OPG announced on Thursday that it is purchasing Eagle Creek Renewable Energy LLC – which owns 63 small hydroelectric stations in 13 states − for US$298-million, marking the provincially owned utility’s first expansion outside the province.
OPG reached the agreement to buy New Jersey-based Eagle Creek from Desmairais family-controlled Power Corp. of Canada and Claridge Inc., the private-investment firm of Stephen Bronfman, and their partner, U.S.-based Hudson Clean Energy Partners LP.
“By expanding our core business with this purchase, OPG is capitalizing on a new growth opportunity by making an investment in a strategic set of hydroelectric assets that will produce an attractive return for our shareholder, the Province of Ontario,” OPG CEO Jeff Lyash said on Thursday.
“This acquisition will be financed without the use of taxpayer funds and will have no impact on Ontario’s electricity customers,” he said. Instead, the provincially owned corporation will finance the deal with debt through its existing credit arrangements.
OPG’s acquisition comes just weeks after the new Progressive Conservative provincial government cancelled 759 renewable energy contracts in the name of cost reduction.
One of those projects – White Pines Wind – had finalized its contract and was mid-way through construction when Mr. Ford ordered it shut down. His government complained the final approval was given by the Independent Electricity System Operator after the provincial election campaign commenced.

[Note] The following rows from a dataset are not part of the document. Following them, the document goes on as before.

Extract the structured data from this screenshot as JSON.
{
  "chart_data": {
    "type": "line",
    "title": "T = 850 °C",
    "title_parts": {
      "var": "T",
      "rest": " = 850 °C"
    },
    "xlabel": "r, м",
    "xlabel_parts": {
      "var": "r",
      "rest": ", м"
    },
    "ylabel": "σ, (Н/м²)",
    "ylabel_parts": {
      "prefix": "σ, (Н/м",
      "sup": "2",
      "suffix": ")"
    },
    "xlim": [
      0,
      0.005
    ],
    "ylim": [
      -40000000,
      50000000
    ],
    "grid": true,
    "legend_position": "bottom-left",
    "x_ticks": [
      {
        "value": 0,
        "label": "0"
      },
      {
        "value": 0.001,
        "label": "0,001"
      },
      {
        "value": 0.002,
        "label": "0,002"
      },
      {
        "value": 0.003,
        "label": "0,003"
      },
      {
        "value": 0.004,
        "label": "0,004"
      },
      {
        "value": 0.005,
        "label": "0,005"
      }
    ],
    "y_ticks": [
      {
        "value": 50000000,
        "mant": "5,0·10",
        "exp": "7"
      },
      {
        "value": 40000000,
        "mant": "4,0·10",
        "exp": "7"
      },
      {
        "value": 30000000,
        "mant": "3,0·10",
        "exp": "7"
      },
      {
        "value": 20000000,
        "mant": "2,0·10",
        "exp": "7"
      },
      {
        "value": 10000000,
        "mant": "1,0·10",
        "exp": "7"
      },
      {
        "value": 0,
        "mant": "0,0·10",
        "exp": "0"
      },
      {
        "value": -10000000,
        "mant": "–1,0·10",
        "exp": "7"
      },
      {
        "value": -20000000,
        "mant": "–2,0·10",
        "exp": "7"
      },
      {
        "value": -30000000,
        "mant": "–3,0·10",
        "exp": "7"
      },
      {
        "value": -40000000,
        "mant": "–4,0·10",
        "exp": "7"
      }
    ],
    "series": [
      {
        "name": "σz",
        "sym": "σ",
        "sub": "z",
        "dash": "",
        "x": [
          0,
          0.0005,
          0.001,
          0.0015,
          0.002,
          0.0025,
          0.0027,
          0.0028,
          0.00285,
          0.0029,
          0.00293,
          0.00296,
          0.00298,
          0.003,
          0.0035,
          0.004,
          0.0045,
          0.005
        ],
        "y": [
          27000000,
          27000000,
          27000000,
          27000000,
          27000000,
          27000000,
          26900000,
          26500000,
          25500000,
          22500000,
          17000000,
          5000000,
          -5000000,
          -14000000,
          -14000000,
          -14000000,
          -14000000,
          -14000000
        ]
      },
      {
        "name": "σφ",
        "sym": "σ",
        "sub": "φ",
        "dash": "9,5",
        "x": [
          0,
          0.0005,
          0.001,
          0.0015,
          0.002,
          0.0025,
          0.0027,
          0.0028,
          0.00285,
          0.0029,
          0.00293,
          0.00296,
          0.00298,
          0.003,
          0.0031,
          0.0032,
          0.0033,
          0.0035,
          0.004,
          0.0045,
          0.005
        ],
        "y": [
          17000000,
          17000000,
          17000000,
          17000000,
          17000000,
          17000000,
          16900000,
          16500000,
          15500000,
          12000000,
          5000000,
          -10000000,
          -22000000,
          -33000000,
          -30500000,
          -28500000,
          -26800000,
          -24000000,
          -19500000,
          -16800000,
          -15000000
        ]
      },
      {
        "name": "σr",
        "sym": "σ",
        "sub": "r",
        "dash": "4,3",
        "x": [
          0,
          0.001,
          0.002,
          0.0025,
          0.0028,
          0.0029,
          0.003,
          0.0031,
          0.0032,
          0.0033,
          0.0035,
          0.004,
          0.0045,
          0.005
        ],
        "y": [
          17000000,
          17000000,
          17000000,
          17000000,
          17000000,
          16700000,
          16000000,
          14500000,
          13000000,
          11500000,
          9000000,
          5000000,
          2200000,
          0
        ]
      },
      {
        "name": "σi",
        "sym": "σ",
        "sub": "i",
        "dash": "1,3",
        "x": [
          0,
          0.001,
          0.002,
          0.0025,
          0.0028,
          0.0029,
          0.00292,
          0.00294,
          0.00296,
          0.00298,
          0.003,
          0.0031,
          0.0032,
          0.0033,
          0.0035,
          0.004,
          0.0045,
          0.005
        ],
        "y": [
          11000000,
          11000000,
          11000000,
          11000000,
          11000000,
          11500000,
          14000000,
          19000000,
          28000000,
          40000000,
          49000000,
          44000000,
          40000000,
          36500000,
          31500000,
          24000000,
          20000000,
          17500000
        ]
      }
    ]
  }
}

Ontario Energy Minister Greg Rickford defended the cancellations, saying they would help the government achieve Mr. Ford’s promise to cut power costs by 12 per cent.
The government has yet to spell out how it will honor that 12-per-cent pledge, and the uncertainty is hanging over the entire electricity sector, and particularly over OPG, which has for years been saddled with politically motivated directives from the government of the day.
The corporation was founded in 1999, when former premier Mike Harris broke up the heavily indebted Ontario Hydro into a series of operations that include OPG and transmission giant Hydro One, whose chief executive officer and board was forced to resign this summer by the Ford government over high salaries and the sharp run-up in electricity prices over the past decade.
OPG “is not the master of its own fate,” said Tom Adams, an industry consultant who appears frequently at regulatory hearings. “It has repeatedly been given marching orders that a straight-ahead business would never undertake.”
In order to cut costs for customers, the government could order the Ontario Energy Board to reduce the rate of return earned by OPB. Or it could redirect OPG’s stream of dividend, water rental fees and tax revenue from government coffers back to the ratepayers, although that would drive up the provincial deficit.
Mr. Lyash acknowledged he is aware of Mr. Ford’s promise but has had no indication whether it will affect OPG’s operation.
“I worry about it a bit, but all of our earnings go to the government as our shareholder," Mr. Lyash said in an interview. "So you’re best off continuing to keep the commercial pressures on OPG so we run most efficiently and deliver that net income to our shareholder. Where the shareholder decides to point that net income, that’s their call.”
The provincial corporation paid around $800-million to the province last year in dividends, taxes and water rental charges.
The provincial utility is currently undertaking a $12.8-billion, 10-year refurbishment of the Darlington nuclear facility, which has four reactors with capacity to generate 3,500 megawatts of power.
Mr. Adams questioned OPG’s foray into the United States, saying it may prove a distraction when the company must deliver the Darlington project on time and on budget. “Anything that distract attention away – no matter how legitimate – is potentially very costly and I would think ill-advised."